I was in the middle of mundane household chores when the idea for The Lost Girl of Astor Street struck: Veronica Mars meets Downton Abbey was my initial thought. Followed quickly by, But I’ve never written a mystery or a historical! There’s no way I could write that.
The idea nipped at me all day long.
As did the doubts.
I’ve written stories all my life, but I had never before experienced such fear about writing a story. My published titles were all contemporary YA novels, about girls trying to navigate the complicated social life of modern-day high school. Writing contemporaries comes with its own unique set of hurdles, but I had years of experience overcoming those. Did I really think I could handle something as complicated as a historical mystery?
I kept thinking of Holly Gerth, and her advice to:
Be courageous, and write in a way that scares you a little bit.
Maybe you are considering writing a different type of book than you have in the past, whether that involves a genre switch, a different type of main character, a theme that makes you feel too vulnerable, or something else.
If so, here are five things I learned when I made my genre switch that I hope will help you along your way.
Top 5 Things to Know if You Decide to Switch Genres
1. Get Help From Someone a Few Steps Ahead of You
I’m fortunate to have a best friend who writes historical romance novels. I sent her a panicky, “Hey, I don’t know what I’m doing! I don’t even know how to begin researching this!” kind of text. She offered me simple, manageable advice.
The first thing to do is figure out exactly where and when your book takes place. That’ll help guide the rest of the process.
After she said it, it seemed obvious. Of course that should be my first step!
Maybe you aren’t fortunate enough to have a best friend already doing what you want to be doing, but we live in a lovely generation of shared knowledge. Where Maggie Stiefvater hands out free advice about crafting characters, Stephen King has written an entire book to tell you about his process, and most writers have a “How I got published” story somewhere on the web.
Who is writing the kinds of books you want to write? If you haven’t already done so, follow them on social media. Look through their blog archives. Read interviews they’ve given. They have knowledge that will make your journey easier.

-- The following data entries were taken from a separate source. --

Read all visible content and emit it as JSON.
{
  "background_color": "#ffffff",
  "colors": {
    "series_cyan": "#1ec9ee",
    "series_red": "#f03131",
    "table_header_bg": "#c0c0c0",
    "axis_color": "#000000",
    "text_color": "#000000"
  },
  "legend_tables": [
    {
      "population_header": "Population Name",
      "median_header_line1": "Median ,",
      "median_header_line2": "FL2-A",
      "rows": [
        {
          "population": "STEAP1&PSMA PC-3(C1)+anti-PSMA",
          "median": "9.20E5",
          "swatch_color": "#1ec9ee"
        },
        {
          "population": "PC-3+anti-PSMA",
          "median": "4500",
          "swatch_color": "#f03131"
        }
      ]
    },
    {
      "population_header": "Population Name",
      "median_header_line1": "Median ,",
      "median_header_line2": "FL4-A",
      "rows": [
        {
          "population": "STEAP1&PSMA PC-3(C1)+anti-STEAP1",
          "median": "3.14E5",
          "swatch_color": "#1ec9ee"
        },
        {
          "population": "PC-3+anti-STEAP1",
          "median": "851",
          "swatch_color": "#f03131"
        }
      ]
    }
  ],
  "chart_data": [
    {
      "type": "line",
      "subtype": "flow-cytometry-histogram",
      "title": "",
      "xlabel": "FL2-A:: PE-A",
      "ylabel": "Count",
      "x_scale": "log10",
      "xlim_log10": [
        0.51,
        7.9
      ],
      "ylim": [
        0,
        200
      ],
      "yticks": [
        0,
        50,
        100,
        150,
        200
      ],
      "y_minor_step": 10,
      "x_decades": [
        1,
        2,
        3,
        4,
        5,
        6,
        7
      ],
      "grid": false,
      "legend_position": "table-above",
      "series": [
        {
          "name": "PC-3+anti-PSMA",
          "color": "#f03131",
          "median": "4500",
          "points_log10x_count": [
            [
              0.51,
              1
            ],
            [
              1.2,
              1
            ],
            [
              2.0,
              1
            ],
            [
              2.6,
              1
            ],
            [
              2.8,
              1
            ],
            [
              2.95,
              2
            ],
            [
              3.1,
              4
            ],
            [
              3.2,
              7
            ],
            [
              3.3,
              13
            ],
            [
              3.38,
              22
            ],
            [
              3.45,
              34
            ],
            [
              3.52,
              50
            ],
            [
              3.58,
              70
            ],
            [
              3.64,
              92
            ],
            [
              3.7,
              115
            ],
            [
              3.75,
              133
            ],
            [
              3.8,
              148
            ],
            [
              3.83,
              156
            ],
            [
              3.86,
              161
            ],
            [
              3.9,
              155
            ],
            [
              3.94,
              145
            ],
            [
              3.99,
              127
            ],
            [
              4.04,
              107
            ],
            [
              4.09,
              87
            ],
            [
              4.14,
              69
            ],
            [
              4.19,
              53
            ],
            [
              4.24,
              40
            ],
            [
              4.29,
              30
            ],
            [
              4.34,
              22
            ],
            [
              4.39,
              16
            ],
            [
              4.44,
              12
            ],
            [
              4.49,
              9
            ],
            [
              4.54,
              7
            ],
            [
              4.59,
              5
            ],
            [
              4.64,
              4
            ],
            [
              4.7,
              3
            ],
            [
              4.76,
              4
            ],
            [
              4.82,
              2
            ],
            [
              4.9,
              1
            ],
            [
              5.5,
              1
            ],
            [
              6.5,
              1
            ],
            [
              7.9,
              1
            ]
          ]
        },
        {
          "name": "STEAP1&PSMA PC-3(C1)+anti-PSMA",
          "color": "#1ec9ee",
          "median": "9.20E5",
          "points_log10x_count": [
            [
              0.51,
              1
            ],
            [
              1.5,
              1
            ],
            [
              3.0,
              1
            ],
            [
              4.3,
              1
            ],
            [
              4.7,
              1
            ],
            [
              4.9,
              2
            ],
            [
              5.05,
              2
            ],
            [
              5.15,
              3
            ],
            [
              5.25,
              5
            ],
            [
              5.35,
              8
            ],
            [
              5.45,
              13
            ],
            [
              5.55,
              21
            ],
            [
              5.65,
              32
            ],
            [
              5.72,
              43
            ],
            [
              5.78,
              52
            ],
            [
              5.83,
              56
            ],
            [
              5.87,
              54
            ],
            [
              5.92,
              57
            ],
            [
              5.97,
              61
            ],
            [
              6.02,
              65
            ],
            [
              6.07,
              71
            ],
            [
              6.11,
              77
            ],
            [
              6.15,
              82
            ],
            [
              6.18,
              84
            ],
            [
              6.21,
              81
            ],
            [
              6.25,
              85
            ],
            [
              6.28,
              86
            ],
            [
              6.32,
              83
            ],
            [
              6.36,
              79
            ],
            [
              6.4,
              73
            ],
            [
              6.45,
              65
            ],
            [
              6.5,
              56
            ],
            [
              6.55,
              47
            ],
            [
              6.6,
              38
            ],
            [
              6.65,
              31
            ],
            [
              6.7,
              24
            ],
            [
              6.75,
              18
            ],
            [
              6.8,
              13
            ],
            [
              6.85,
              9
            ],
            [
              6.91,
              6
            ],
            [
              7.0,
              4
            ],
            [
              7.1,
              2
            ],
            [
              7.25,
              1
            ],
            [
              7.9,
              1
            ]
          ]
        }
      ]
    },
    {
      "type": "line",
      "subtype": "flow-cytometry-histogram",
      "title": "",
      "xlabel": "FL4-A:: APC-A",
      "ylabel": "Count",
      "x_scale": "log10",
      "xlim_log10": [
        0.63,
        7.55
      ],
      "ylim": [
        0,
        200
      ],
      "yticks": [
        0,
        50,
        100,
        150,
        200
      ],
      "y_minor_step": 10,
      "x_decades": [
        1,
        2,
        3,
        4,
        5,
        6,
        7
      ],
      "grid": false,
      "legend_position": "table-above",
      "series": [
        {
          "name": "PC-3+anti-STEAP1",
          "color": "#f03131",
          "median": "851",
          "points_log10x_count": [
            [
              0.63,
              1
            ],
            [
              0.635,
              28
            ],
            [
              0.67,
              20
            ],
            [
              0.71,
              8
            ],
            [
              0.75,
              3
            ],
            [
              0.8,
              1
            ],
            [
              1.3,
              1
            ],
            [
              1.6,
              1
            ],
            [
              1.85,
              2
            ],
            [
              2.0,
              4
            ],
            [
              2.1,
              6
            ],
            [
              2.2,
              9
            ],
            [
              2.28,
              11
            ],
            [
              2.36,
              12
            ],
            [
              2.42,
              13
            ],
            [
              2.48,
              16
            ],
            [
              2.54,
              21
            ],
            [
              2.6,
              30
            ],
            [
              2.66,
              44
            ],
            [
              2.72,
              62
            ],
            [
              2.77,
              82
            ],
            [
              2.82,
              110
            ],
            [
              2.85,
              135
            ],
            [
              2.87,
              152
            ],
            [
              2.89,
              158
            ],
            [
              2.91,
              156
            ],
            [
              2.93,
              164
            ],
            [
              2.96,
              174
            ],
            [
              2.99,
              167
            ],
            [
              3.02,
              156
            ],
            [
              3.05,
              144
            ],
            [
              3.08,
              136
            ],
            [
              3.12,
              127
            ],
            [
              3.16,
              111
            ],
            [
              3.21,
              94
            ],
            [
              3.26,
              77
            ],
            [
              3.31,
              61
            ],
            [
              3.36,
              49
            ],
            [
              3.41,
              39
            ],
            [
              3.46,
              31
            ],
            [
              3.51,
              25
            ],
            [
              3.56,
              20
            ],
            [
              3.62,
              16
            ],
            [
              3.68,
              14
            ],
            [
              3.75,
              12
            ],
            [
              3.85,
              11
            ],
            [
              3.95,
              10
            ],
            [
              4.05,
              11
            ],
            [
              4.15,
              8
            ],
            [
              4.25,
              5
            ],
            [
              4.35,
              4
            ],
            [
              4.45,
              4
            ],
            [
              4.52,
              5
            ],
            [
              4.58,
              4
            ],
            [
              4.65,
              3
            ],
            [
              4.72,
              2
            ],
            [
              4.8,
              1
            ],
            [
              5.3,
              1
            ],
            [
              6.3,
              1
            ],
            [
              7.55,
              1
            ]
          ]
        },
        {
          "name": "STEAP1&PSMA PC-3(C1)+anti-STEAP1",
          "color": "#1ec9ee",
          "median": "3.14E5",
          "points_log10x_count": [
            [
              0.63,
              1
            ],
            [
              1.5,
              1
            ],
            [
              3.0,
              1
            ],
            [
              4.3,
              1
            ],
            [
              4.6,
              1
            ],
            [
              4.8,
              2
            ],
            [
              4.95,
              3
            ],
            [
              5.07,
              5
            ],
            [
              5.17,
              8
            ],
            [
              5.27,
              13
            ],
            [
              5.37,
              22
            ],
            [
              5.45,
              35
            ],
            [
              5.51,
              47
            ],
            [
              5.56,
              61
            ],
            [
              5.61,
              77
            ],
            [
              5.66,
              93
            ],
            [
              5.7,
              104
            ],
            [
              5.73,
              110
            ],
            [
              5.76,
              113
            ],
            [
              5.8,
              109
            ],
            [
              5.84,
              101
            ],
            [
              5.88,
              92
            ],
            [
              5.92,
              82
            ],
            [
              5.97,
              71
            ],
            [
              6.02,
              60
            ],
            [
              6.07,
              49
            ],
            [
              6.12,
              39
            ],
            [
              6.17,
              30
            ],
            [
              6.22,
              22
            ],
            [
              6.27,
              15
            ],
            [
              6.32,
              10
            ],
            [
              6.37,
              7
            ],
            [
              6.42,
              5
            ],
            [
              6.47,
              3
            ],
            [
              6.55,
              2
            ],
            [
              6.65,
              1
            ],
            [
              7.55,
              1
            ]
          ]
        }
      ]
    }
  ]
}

2. Don’t Linger Too Long in Preparation
After I pinpointed the specific date and location of my story (Spring of 1924, Chicago, Illinois, the Astor Street district), I started to research. And research. And research. And research…
After a while, I suspected my research and preparation was becoming a cocoon of sorts, rather than a launching pad. Of course, the cocoon is necessary and valuable to the process of creating something new, but eventually you have to leave. I was experiencing something akin to Storyworld Builders Disease, which fantasy and sci-fi authors can go through, and I realized it was time to begin the actual writing.
3. Embrace the Messiness of Telling a New Kind of Story
After lots of starts and stops, I finally hit a good balance of when to write without pausing to research, and when I needed to go look up something. When I finished the first draft, I took my standard six weeks off, and then eagerly reread my creation.
Much to my disappointment, she was extremely messy. I still had a lot to learn about crafting a strong historical mystery.
4. Realize the Process Will Take Longer Than Expected
I had gotten pretty fast at writing my YA contemporary novels. I could throw down a first draft in 6-8 weeks and have edits done in 12.
My first draft of The Lost Girl of Astor Street took me three months, which I didn’t think was too bad. But then my edits took me a year. Whenever I got one element of the story fixed, it seemed like it highlighted three more pieces that were wrong.
If you’re writing a new kind of book under a deadline, make sure to build in more time than you think you need!
5. Have Faith in Yourself
Changing genres isn’t always a smart move for a writer, but if you have a story you’re burning to tell, I hope you’ll be encouraged to go for it!
While The Lost Girl of Astor Street thankfully found a good home with Blink/HarperCollins, writing the story would have been valuable even if it hadn’t. Because even if you don’t publish your book, you will learn so much about yourself and storytelling in the process of pushing yourself to try something new.